Small businesses drive Australia’s economy, but complex taxes and regulations make success harder than it needs to be. We need fairer, simpler rules to help businesses thrive.


Small businesses are the backbone of the Australian economy. They employ five million Australians, make up 97% of all businesses, and contribute a third of our GDP.

Yet, for too long, our tax and regulatory system has made running a business harder than it needs to be—simply because so much of it was designed for corporations with hundreds of employees, not a local business with 20.

When small businesses thrive, communities prosper, jobs are created, and innovation flourishes. But right now, our system discourages businesses from expanding and punishes success with unnecessary complexity and compliance costs.

I know this from personal experience, for example, when I managed a small family business looking to expand beyond the 15-employee payroll tax threshold. For many small business owners, the barrier to success isn’t competition – it’s red tape.

Small businesses currently spend an average of $16,716 per year and 9.3 hours per week on compliance activities—including BAS, licensing, workforce, and sector-specific rules.

As someone who’s worked in finance and who’s spent a lot of time listening to the concerns of business owners in the area, I hear consistent themes emerge:

  • One-size-fits-all rules: A family business with 16 employees has the same industrial relations rules as a corporation with 200. Many small businesses avoid hiring beyond key thresholds to avoid triggering major compliance costs and red tape.
  • Complex tax and compliance: Small business owners are forced to navigate a maze of state and federal obligations—GST, BAS, PAYG, payroll tax, licensing—often with contradictory rules between states.
  • Growth penalties: Every small business owner is conscious of the thresholds that trigger additional compliance burdens (15 staff, $75,000 revenue, $10 million turnover).
  • No voice in regulation: Only 7% of small businesses believe government regulations are designed with them in mind.
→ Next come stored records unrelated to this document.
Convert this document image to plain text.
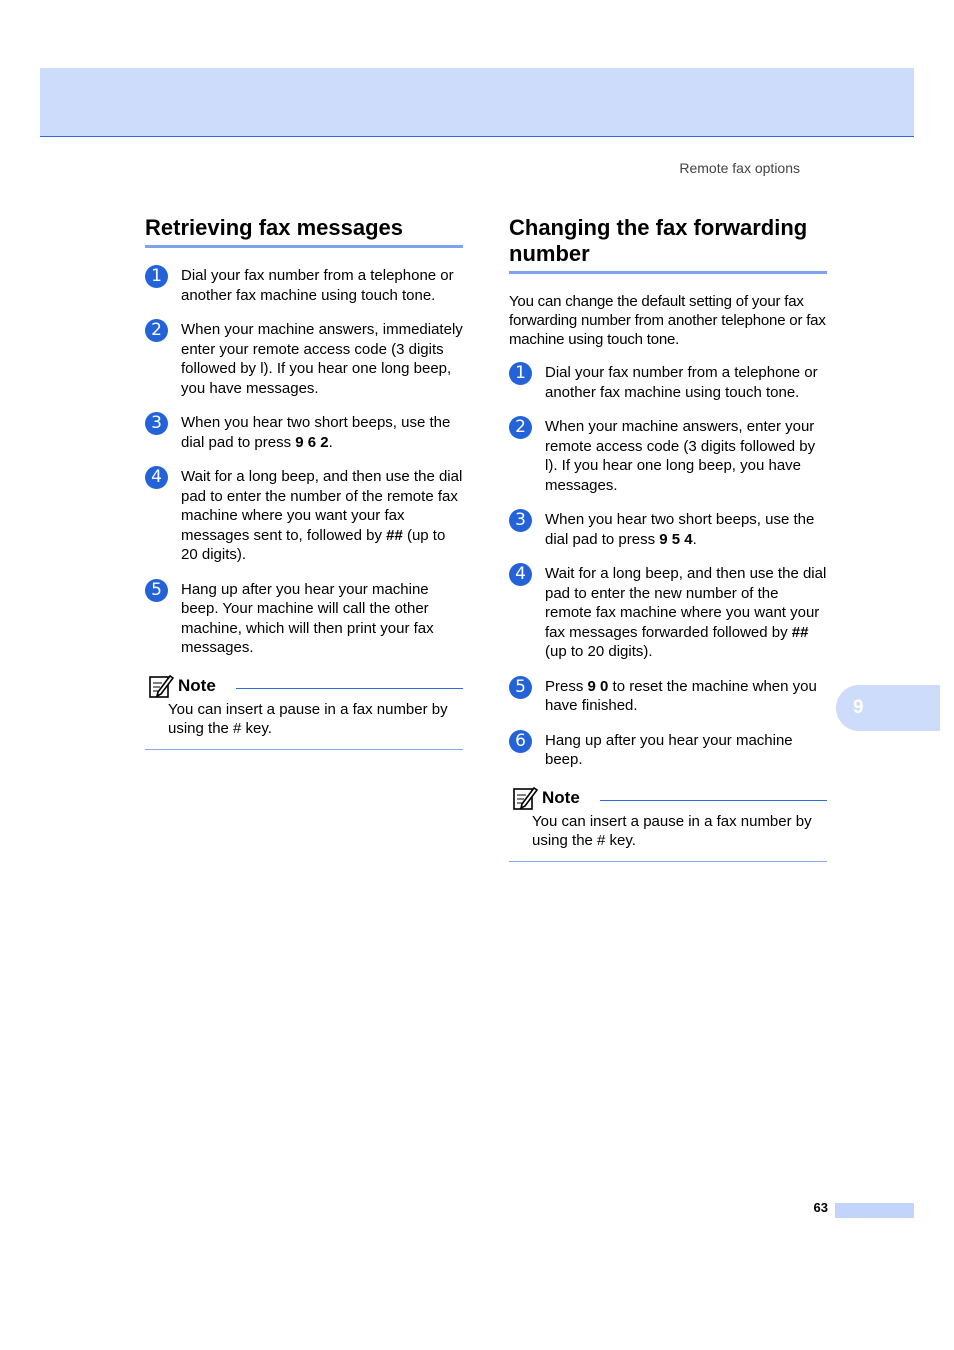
Remote fax options
Retrieving fax messages
1	Dial your fax number from a telephone or another fax machine using touch tone.
2	When your machine answers, immediately enter your remote access code (3 digits followed by l). If you hear one long beep, you have messages.
3	When you hear two short beeps, use the dial pad to press 9 6 2.
4	Wait for a long beep, and then use the dial pad to enter the number of the remote fax machine where you want your fax messages sent to, followed by ## (up to 20 digits).
5	Hang up after you hear your machine beep. Your machine will call the other machine, which will then print your fax messages.
Note
You can insert a pause in a fax number by using the # key.
Changing the fax forwarding number

You can change the default setting of your fax forwarding number from another telephone or fax machine using touch tone.

1	Dial your fax number from a telephone or another fax machine using touch tone.
2	When your machine answers, enter your remote access code (3 digits followed by l). If you hear one long beep, you have messages.
3	When you hear two short beeps, use the dial pad to press 9 5 4.
4	Wait for a long beep, and then use the dial pad to enter the new number of the remote fax machine where you want your fax messages forwarded followed by ## (up to 20 digits).
5	Press 9 0 to reset the machine when you have finished.
6	Hang up after you hear your machine beep.
Note
You can insert a pause in a fax number by using the # key.
9
63
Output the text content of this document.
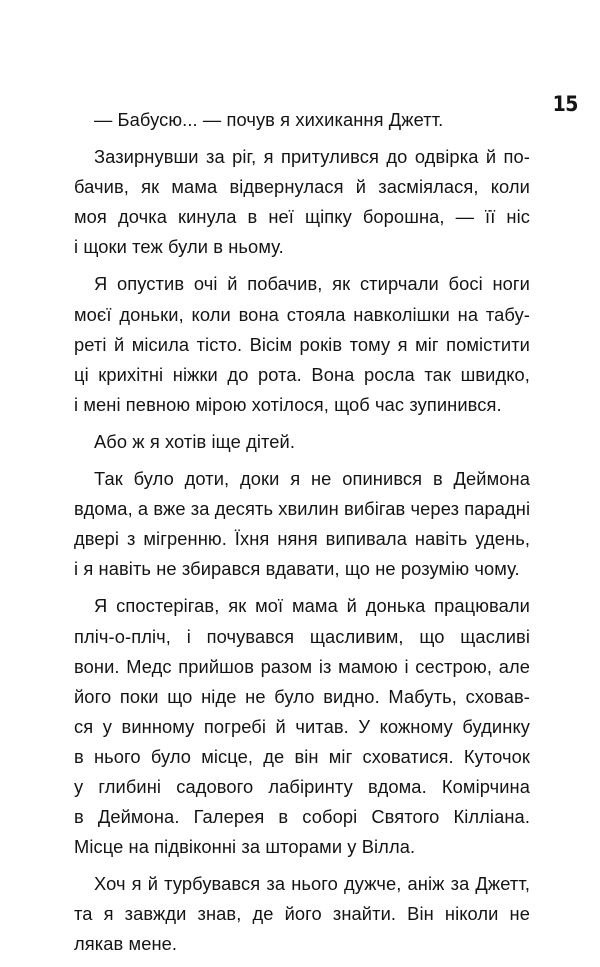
15
— Бабусю... — почув я хихикання Джетт.
Зазирнувши за ріг, я притулився до одвірка й по-
бачив, як мама відвернулася й засміялася, коли
моя дочка кинула в неї щіпку борошна, — її ніс
і щоки теж були в ньому.
Я опустив очі й побачив, як стирчали босі ноги
моєї доньки, коли вона стояла навколішки на табу-
реті й місила тісто. Вісім років тому я міг помістити
ці крихітні ніжки до рота. Вона росла так швидко,
і мені певною мірою хотілося, щоб час зупинився.
Або ж я хотів іще дітей.
Так було доти, доки я не опинився в Деймона
вдома, а вже за десять хвилин вибігав через парадні
двері з мігренню. Їхня няня випивала навіть удень,
і я навіть не збирався вдавати, що не розумію чому.
Я спостерігав, як мої мама й донька працювали
пліч-о-пліч, і почувався щасливим, що щасливі
вони. Медс прийшов разом із мамою і сестрою, але
його поки що ніде не було видно. Мабуть, сховав-
ся у винному погребі й читав. У кожному будинку
в нього було місце, де він міг сховатися. Куточок
у глибині садового лабіринту вдома. Комірчина
в Деймона. Галерея в соборі Святого Кілліана.
Місце на підвіконні за шторами у Вілла.
Хоч я й турбувався за нього дужче, аніж за Джетт,
та я завжди знав, де його знайти. Він ніколи не
лякав мене.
The rest feel they are left out of policy-making decisions, even when the rules directly affect them.

We need fairer, simpler rules for small business

Create a fairer small business definition

The current definition of “small business” (fewer than 15 employees) is outdated. I support the proposal made by Independent MP Allegra Spender to increase this to 25 employees – a change that would cut red tape for thousands of growing businesses.

In addition, I will work to:

  • Introduce scaled compliance obligations instead of arbitrary thresholds that trigger major regulatory burdens all at once. For example, businesses with 20-50 employees should have simplified workplace regulations compared to large firms.
  • Legislate amnesty periods to reduce penalties for non-compliance during the first 18 months of a new regulation or compliance requirement, giving business owners time to adjust.

Cut Red Tape

Only 7% of small businesses believe current regulations are designed with them in mind – and to a large extent, they’re right. We need to stop regulating small businesses like big corporations, which means:

  • Introduce a ‘Small Business Impact Statement’ for all new regulations, ensuring policymakers assess the cost burden on small businesses before passing laws.
  • Review regulations every five years, removing or updating rules that no longer serve a purpose.
  • Streamline compliance reporting, so small businesses only submit data once instead of duplicating reports across multiple agencies.
  • Require direct input from small business representatives on all relevant government policy.

Simplify Taxes

Right now, payroll tax rules vary wildly between states, making compliance a nightmare for small businesses. And there are a number of tax benefits that keep being extended temporarily, but never sustained. Small business owners have enough to worry about without having to figure out what taxes apply to them and what benefits they are eligible for.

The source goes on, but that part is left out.